Too many companies grow their revenue without knowing if they're actually earning a reasonable margin. Most literature will tell you that a growing top line is critical to a higher valuation. However, if you are growing your revenue line by offering your services at a discounted price, are you really creating value? In my previous article, "Intrinsic Value per Share and the Roadmap to Measurable Value Creation," I singled out clean revenue as one of seven drivers of a higher multiple. In this article, I get into this concept in a bit more detail.

Revenue can be improved by increasing price, improving utilization or productivity, and/or increasing volume. However, companies get in trouble when they start increasing volume by discounting their prices or taking on subprime clients to secure market share. This is a slippery slope.

When buyers look at businesses, they assess the quality in the numbers more than the quantity in them. A company that generates $10 million of EBITDA on $50 million of revenue (a 20% EBITDA margin) is more valuable than one that does the same $10 million of EBITDA, but on $80 million of revenue (a 12.5% EBITDA margin). The more profitable company often has a much lower working capital investment, lower equipment requirements, and lower labor intensity than the lower profitable one. Both deliver the same EBITDA, but the more profitable one does it with less effort.

Therefore, it is not just about being the biggest and chasing any revenue. It is about chasing "good" revenue and walking away from revenue that does not meet your company’s margin threshold. In fact, even before chasing new work, good companies audit their revenue lines first to determine how valuable this revenue is. Here’s how they do it:

They Understand Their Value Proposition

Why do clients pick one company's product or service over its competitors? Why would they pay a premium? Good, valuable companies know this answer cold. They know their value proposition. Therefore, the first thing to ask yourself is whether your company offers a commodity or not. If it doesn't, then what differentiates your product of the following:
  • Is it the service around it?
  • Is it the warranty?
  • Is it the fact that it is supplied, installed and delivered always on time, on budget and safely?
The fundamental step is to put yourself in the shoes of the clients, and figure out what they expect and regard as valuable. Then, of course, you provide it to them, but you also understand it so well that you can appropriately price this value that your service/product provides. Lastly, you deploy every single dollar of your marketing budget and tap into every available sales and engagement channel (direct, social media, traditional media) to tell the market about your value proposition.

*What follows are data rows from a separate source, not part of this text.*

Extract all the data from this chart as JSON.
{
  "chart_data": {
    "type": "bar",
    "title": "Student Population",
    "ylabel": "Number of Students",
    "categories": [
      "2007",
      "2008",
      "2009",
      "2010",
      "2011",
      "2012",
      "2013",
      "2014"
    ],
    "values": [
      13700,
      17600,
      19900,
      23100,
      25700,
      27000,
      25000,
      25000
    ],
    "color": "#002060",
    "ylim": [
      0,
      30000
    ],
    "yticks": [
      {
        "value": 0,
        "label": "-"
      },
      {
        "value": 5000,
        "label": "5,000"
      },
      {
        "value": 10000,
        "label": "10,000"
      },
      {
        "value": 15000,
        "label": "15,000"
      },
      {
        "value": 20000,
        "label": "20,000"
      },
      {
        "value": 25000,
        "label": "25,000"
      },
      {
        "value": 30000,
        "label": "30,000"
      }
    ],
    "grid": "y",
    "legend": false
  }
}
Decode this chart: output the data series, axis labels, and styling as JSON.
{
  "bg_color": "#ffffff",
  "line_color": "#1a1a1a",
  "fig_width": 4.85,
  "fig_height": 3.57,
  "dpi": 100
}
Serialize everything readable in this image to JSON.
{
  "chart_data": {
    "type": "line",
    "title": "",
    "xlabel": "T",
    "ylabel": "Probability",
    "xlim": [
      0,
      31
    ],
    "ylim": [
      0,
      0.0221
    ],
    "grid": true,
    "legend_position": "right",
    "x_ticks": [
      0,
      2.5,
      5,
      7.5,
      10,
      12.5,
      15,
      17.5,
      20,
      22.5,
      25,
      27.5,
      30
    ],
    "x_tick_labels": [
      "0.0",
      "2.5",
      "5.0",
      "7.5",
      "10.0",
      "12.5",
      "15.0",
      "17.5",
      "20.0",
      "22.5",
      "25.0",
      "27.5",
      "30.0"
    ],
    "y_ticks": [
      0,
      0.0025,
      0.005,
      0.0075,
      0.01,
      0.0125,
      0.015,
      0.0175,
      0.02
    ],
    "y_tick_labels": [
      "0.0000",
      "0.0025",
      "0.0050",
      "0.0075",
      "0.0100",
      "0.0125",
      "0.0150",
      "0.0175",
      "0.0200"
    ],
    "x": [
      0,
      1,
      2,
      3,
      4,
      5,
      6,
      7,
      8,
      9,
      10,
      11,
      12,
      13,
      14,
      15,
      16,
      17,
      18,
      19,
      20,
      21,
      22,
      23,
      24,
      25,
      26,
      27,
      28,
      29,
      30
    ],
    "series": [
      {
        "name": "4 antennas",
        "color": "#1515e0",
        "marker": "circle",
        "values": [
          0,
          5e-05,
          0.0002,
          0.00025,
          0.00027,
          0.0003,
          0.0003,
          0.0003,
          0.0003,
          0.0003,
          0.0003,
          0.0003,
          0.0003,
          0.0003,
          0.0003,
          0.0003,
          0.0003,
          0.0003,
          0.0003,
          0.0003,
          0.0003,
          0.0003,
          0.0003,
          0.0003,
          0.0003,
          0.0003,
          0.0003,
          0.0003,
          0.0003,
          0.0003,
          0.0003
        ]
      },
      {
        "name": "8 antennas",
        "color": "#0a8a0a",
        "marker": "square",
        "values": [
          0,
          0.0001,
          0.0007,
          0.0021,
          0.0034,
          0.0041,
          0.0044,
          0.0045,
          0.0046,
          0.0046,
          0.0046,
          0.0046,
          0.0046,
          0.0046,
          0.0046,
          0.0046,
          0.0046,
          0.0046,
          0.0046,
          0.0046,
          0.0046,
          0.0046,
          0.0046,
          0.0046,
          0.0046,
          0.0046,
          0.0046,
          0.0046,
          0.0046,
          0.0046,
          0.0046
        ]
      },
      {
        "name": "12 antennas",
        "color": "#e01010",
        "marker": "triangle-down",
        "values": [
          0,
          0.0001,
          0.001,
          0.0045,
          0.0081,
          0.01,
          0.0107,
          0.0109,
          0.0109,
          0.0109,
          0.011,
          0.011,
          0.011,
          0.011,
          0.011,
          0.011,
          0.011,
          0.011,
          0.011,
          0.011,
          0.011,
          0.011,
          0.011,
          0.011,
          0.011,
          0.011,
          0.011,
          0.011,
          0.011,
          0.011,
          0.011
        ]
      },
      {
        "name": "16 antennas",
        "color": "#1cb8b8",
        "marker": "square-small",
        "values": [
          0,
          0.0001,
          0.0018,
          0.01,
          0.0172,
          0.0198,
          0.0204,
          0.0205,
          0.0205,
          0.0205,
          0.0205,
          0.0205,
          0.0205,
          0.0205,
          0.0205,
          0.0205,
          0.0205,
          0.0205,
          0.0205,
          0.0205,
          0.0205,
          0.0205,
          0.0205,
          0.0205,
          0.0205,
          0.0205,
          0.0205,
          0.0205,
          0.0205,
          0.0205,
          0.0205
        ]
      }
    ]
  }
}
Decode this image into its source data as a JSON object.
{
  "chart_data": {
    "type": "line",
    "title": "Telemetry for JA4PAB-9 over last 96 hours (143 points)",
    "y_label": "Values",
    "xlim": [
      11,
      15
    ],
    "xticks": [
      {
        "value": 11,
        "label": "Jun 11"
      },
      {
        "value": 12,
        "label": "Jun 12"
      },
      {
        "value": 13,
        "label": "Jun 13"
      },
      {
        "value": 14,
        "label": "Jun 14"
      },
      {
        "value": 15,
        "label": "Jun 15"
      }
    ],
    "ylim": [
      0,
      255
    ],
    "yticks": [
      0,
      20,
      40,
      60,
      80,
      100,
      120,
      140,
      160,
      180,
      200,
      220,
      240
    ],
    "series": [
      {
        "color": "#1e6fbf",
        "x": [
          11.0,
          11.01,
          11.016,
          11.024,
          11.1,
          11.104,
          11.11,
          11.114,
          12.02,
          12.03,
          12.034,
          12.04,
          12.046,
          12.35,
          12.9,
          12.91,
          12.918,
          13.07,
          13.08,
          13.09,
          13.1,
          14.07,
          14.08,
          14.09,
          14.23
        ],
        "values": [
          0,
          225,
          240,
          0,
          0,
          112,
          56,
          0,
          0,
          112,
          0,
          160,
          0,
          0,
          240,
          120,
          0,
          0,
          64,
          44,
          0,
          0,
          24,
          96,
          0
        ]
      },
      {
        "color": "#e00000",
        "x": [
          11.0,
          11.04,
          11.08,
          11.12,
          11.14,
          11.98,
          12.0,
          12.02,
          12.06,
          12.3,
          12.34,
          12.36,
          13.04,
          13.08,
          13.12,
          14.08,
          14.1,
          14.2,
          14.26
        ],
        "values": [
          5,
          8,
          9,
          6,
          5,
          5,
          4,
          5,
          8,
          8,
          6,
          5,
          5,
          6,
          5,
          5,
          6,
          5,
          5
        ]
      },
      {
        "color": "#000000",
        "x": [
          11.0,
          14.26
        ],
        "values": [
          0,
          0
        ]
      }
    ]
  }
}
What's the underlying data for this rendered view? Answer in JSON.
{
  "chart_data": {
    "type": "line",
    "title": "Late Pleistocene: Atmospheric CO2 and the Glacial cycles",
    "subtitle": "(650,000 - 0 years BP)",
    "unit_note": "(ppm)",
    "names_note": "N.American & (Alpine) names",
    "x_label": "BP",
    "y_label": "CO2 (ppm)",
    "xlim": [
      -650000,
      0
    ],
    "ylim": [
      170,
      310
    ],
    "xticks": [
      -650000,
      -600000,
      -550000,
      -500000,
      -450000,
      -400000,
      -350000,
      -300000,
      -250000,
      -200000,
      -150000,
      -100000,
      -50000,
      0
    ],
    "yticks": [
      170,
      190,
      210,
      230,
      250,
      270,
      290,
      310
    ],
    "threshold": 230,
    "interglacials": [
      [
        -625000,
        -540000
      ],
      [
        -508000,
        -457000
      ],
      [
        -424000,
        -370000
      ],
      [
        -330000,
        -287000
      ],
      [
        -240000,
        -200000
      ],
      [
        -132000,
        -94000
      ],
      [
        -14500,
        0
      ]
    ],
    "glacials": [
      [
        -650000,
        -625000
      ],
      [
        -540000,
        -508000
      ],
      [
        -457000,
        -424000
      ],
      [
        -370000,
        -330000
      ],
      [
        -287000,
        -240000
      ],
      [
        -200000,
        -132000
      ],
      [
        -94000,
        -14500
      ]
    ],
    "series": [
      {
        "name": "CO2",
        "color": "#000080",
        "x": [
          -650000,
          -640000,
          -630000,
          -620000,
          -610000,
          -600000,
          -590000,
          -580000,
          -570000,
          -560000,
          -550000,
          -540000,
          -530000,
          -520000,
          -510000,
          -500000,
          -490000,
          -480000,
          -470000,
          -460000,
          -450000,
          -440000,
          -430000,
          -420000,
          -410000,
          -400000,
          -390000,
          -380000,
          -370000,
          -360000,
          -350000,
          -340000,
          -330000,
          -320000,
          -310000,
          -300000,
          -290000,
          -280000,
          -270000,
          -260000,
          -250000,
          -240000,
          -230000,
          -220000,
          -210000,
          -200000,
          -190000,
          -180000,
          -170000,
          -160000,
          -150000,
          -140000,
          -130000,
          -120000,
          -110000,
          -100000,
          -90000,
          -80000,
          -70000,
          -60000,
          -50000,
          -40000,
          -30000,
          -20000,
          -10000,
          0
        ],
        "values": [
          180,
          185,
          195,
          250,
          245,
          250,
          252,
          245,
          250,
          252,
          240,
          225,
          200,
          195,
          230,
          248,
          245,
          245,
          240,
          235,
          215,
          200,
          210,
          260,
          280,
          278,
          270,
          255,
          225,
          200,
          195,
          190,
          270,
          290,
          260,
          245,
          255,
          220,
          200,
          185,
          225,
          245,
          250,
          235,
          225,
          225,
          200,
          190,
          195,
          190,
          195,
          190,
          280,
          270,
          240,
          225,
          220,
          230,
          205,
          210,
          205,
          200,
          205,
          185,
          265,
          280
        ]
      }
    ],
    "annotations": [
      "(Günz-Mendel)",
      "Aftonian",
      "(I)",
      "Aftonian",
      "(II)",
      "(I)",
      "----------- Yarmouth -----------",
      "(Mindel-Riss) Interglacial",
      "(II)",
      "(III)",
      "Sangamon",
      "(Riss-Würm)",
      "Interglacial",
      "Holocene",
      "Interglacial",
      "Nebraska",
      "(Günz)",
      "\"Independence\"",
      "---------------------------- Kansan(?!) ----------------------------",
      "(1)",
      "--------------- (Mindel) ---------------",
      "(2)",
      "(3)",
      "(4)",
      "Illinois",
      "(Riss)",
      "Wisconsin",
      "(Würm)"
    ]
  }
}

They Understand Their Cost Structure

A customer asks for a 15% discount. Should a company just give the discount to keep the work? How does the company even know if the work is worth keeping? Good companies have excellent cost accounting for each service or product line. It is imperative to understand the variable and fixed costs of goods or services sold, but also (and perhaps more importantly), the allocation of fixed overhead, depreciation and financing costs to the product/service. Too many companies price based on a "contribution margin" basis. Just earn enough to cover the variable costs to contribute against fixed overheads because "this money is already sunk." It is impossible to create value without a pricing structure that covers all costs plus a markup that earns a return on capital that is commensurate with the risk of being in business.


They Eliminate Non Core Product Lines

Once a company knows what it actually costs to provide its products or services, it can rank them all based on profitability. When companies conduct this exercise, they often see a very distinct 80/20 rule - 80% of the profit being generated by 20% of the services or products they offer. This is because most companies offer too many products, which end up consuming resources and requiring more overhead to maintain. They get away from their core services/products, which are often the most profitable, at the expense of service line growth.


They Audit Their Clients

Which companies ever "let go" clients? Valuable ones do. The same 80/20 rule applies to clients as it does to products - 80% of the profit is delivered by 20% of the clients. However, most companies dedicate the same or more time, effort and cost to the marginal 80% of the client base. It takes courage to "let go" clients that are not profitable, but valuable companies do it regularly since they understand that their resources are better deployed servicing and chasing after clients that deliver an adequate return.


They "Productize" Their Services

A lot of companies sell services by the hour. The challenge with this business model is how tough it is to make it scalable. A scalable business does not limit its revenue line by the time available. It eliminates time from the equation. For example, a financial consulting practice where the consultants charge by the hour can grow its revenue and be very profitable, but it is ultimately limited by the number of consultants in the firm and the time they put in. What if, rather than sell the consulting services, the firm packaged the service into an easy-to-follow, downloadable checklist or how-to book? The product sales would no longer be dependent on the consultants’ time.


So Grow, But Grow the Clean Revenue....

Smart buyers always review revenue to ensure the work is high quality. How repeatable is the work? Are the clients class A, B or C? How much of the growing revenue is consuming the most resources or generating low margins. Understandably, business owners may chase after any revenue in an effort to grow the company. However, it is OK to say "no" if you are not generating the right margin for your efforts or if the product simply utilizes more resources than it deserves in terms of its profitability. Valuable companies continuously review and tweak their service and product lines in a continuous drive to grow the bottom line rather than the top line.